I jeszcze jedno, jak wygląda ten proces u zdrowej osoby?
Cytat od: http://pl.wikipedia.org/wiki/Zarodziec
Inwazyjna postać zarodźca (sporozoit) rozpoczyna cykl życiowy w śliniankach komara. Gdy komar ugryzie żywiciela zarodźca (np. człowieka), sporozoit przedostaje się do jego układu krwionośnego. Następnie wędruje do wątroby i śledziony, gdzie rozmnaża się bezpłciowo, tworząc kryptozoity, które dostają się do erytrocytów. Tam namnażają się i rosną, aż erytrocyt się rozerwie. Uwolnione w ten sposób merozoity atakują kolejne krwinki. Temu etapowi malarii towarzyszy gorączka i dreszcze. Z części merozoitów tworzą się gametocyty, które po ugryzieniu żywiciela przez komara przedostają się do przewodu pokarmowego tego ostatniego. Tam gametocyty przekształcają się w gamety i następuje rozmnażanie płciowe. Powstałe zygoty przenikają przez ścianę jelita i tworzą sporozoity, które przedostają się do ślinianek komara.
W którym momencie układ odpornościowy niszczy te zarodźce?
Przed tym, jak powędrują do wątroby - czyli u zdrowego nie nastąpi wędrówka do wątroby a tym samym nie będzie gorączki i dreszczy, czy po tym - czyli właśnie wtedy gdy jest gorączka i dreszcze a w trakcie tego procesu następuje ich zniszczenie?

Czy może być tak, że jeśli ktoś jest chory, czyli nie ma sprawnego układu odpornościowego,
to jego organizm nie podejmie walki, nie wywoła gorączki i dreszczy?
Co się wtedy stanie?
Osoba ta po prostu umrze bezobjawowo na malarię?
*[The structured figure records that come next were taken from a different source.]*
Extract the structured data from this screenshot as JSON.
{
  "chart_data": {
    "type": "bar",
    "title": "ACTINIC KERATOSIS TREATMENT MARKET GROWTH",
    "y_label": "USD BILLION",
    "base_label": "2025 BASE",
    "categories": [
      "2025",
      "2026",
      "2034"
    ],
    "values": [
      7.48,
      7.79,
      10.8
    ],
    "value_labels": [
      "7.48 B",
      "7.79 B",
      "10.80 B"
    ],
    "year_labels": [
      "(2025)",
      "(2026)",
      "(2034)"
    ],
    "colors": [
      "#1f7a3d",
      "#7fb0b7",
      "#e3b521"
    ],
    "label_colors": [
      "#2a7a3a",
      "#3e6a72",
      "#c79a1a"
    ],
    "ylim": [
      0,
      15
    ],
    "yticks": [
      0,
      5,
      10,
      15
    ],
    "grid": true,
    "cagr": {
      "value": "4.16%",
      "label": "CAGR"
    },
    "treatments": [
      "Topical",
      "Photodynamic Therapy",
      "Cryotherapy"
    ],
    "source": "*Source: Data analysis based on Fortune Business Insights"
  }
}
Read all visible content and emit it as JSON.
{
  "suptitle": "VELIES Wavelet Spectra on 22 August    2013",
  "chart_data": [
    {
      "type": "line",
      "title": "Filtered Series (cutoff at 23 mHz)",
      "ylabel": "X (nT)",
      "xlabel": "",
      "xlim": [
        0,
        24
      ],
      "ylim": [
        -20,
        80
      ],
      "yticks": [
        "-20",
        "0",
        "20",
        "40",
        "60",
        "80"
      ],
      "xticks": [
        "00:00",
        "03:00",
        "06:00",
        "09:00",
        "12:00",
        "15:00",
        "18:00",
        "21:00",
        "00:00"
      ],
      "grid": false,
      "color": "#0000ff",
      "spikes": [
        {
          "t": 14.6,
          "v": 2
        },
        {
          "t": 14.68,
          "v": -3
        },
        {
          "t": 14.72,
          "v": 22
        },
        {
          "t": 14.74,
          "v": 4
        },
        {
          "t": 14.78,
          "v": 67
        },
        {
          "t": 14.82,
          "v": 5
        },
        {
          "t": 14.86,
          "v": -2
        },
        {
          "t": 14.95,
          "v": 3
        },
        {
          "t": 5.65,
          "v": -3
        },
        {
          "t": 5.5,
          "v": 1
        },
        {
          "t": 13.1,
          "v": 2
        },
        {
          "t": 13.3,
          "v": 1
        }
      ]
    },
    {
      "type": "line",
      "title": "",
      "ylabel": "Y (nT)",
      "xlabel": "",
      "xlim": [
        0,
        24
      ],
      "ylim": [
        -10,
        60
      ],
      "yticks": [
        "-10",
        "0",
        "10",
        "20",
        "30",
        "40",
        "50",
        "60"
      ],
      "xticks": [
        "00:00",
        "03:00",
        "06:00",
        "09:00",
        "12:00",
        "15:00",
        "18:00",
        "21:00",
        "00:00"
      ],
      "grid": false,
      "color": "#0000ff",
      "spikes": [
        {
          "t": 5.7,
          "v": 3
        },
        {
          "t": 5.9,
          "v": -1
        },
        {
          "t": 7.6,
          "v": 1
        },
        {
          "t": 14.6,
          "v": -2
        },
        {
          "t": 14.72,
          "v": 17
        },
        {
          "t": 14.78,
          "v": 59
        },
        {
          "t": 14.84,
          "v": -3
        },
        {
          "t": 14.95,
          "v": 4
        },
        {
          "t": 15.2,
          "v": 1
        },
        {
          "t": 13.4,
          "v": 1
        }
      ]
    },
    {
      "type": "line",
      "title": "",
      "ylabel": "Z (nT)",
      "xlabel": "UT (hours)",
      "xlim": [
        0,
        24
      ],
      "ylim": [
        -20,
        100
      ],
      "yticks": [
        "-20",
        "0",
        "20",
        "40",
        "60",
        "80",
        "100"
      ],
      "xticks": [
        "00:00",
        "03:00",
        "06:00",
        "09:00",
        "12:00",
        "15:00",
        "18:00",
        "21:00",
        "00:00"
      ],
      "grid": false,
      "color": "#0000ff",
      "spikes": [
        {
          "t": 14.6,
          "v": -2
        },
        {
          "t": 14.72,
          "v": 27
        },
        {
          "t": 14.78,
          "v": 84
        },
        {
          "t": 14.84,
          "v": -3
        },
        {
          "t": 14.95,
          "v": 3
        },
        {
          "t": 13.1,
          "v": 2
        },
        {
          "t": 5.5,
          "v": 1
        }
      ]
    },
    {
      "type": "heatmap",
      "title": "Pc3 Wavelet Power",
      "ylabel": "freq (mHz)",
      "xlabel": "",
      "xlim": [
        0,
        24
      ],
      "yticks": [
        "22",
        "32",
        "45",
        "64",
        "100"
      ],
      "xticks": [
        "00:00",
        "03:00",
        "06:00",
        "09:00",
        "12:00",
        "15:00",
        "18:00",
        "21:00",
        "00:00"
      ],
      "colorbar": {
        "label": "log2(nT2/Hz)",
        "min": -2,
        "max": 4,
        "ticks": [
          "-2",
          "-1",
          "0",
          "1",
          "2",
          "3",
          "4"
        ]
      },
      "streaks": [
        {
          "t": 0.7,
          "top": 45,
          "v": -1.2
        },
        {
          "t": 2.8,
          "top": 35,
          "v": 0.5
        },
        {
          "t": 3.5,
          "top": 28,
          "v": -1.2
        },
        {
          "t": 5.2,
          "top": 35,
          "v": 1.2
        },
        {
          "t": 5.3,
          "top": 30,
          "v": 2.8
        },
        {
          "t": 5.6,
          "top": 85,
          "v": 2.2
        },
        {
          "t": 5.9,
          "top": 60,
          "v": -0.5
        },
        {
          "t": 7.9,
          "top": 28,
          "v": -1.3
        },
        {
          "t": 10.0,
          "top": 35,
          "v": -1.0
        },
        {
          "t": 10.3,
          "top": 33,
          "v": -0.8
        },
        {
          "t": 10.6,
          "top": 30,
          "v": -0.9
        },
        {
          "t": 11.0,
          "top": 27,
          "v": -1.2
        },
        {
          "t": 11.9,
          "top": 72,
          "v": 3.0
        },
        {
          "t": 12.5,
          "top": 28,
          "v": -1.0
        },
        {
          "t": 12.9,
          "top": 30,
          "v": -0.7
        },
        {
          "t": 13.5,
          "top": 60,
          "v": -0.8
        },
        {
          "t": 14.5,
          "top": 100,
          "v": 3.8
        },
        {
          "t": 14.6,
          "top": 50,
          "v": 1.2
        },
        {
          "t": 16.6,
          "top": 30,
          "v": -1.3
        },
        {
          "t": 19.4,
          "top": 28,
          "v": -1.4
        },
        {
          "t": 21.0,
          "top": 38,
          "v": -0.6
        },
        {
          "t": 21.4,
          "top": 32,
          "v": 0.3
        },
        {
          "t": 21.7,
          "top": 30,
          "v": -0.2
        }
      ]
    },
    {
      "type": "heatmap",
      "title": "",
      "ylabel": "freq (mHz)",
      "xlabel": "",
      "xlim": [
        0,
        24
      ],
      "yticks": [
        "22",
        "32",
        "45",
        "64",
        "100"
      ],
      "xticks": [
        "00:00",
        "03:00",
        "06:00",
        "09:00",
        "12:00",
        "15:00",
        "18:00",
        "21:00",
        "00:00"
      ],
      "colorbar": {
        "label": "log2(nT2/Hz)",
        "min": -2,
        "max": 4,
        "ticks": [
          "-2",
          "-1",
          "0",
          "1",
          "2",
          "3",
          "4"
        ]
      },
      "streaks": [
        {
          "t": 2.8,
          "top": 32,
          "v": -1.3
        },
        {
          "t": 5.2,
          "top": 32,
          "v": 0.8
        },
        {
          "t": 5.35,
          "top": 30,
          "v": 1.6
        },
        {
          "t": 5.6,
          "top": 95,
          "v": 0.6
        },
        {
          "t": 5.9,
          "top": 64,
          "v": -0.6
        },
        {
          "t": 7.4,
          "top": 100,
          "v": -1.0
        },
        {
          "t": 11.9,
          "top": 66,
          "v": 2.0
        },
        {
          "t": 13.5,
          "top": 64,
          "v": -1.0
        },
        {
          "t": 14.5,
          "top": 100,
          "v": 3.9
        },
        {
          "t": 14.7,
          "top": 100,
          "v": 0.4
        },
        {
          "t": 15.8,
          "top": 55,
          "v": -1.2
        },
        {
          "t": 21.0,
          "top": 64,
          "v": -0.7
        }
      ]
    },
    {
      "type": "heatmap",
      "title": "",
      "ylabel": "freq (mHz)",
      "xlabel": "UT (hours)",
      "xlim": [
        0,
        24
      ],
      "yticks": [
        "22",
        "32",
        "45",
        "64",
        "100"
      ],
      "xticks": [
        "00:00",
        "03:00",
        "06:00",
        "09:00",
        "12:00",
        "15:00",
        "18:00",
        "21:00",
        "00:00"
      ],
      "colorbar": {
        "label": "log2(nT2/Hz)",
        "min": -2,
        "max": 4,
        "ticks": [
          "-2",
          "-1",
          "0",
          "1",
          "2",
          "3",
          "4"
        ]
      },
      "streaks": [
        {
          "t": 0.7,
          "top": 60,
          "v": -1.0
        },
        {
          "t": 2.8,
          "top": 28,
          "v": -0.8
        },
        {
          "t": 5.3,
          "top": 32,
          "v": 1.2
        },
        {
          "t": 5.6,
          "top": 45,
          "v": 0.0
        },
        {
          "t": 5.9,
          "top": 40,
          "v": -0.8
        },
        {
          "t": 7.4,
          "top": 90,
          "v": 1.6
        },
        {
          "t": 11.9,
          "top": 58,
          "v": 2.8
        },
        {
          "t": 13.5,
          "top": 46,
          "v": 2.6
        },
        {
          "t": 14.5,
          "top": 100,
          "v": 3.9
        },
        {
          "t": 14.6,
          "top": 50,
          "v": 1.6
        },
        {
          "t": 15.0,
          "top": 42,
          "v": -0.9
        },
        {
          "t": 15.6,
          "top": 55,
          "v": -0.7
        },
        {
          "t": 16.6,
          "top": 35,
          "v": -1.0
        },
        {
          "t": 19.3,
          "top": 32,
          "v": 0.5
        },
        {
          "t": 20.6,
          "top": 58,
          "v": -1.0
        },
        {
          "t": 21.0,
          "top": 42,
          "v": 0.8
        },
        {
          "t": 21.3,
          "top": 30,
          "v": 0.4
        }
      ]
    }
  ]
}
Tytuł: Odp: Malaria i inne choroby zakaźne.
Wiadomość wysłana przez: Udana 24-04-2015, 08:32
W linku, który podpiąłeś Mistrz odpowiedział niejako na Twoje pytania:
Cytat
Nie, takiej pewności być nie może, tak samo, jak nie można być pewnym, że za chwilę nie spadnie na nas meteoryt. O ile się orientuję, to skutecznych leków przeciwko malarii nie ma. Toteż w tym właśnie przypadku jesteśmy zdani wyłącznie na nasz system odpornościowy, który jest w zasadzie niezawodny, ale jego działanie jest specyficzne, o czym zaraz napiszę. Zmusił mnie Pan do tego.
No i napisał sporo o tym:
http://portal.bioslone.pl/obalanie-mitow/wzmacnianie-odpornosci
http://portal.bioslone.pl/teoria-zarazkowa-chorob
http://portal.bioslone.pl/szczepienia_dawniej_i_dzis
http://portal.bioslone.pl/odpornosc

Biorąc pod uwagę zdanie, że:
Cytat
Podłoże jest wszystkim, a bakteria – niczym.
zdrowy ma szansę być zdrowy nawet w obliczu różnych zagrożeń.